3. These shares are received from any person i.e. company, HUF, individual, firm etc.
4. Such shares are received without consideration or for an inadequate consideration.
If this condition are fulfilled then the difference between the fair value of the shares & the value at which the shares are transferred will be taxable in the hands of the recipient.
If we take an example in this case:
Suppose “X” ltd is a public limited company which is not listed (i.e. public are not substantially interested in this company). Another company “Y” ltd. purchase 5000 shares of “X” ltd from Mr. Z at Rs. 15 per share. The fair value (as calculated) of the shares of “X” ltd is Rs. 30.

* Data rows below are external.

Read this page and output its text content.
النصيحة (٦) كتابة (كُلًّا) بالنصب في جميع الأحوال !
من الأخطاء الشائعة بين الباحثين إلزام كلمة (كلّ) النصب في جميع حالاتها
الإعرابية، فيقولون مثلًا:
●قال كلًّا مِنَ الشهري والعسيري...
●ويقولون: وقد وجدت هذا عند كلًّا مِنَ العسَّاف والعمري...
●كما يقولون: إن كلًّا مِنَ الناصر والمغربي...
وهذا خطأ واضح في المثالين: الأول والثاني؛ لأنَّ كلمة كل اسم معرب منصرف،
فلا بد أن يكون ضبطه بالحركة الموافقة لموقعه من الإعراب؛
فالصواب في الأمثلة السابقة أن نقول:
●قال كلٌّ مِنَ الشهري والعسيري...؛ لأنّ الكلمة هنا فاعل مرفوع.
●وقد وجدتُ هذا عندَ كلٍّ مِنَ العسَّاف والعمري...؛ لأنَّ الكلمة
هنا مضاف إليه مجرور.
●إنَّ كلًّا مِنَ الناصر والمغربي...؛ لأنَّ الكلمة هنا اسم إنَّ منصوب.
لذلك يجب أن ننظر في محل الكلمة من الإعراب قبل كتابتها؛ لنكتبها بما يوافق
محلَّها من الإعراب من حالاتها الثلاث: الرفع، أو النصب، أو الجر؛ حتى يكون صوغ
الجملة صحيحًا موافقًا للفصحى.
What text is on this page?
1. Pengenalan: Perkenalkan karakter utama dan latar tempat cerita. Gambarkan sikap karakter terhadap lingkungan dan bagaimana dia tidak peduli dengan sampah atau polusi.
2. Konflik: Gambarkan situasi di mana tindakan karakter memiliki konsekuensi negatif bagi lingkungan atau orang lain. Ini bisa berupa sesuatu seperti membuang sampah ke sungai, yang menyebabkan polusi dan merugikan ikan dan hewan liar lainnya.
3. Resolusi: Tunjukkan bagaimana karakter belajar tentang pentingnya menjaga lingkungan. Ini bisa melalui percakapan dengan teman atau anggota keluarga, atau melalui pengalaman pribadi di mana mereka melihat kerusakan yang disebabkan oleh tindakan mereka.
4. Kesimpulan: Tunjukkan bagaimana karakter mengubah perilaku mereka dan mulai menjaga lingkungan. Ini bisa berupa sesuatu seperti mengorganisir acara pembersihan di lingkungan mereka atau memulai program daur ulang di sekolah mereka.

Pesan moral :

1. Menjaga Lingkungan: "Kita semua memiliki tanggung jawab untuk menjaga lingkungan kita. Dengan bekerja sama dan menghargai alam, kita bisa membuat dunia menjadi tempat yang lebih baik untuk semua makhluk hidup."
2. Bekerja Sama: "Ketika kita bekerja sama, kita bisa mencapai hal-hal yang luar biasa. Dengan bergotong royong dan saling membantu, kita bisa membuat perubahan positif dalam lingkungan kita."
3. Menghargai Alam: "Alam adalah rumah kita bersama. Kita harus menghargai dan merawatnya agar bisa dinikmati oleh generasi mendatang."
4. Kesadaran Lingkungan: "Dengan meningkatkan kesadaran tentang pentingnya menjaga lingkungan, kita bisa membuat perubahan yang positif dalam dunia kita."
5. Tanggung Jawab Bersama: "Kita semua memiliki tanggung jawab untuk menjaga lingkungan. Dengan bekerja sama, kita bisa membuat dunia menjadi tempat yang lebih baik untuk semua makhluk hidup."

In this case Rs 75000 (i.e. 30-15*5000) will straight away be taxable in the hands of Y ltd. ,since it has purchased the shares of an unlisted company (X” ltd.) at a price lower than the fair value of the shares.
Thus we can conclude:
1. That the company whose shares are sold should be an unlisted company private or public & the person purchasing the shares should also be an unlisted company private or public.
2. This clause will not be applicable in case the shares if sold are more than the fair value of the shares. In this example if the shares of “X” ltd are sold more than Rs. 30 then this clause will not be applicable.
3. This clause is not applicable if the shares of a listed company are sold.
4. This clause is also not applicable if the shares are purchased by a listed company.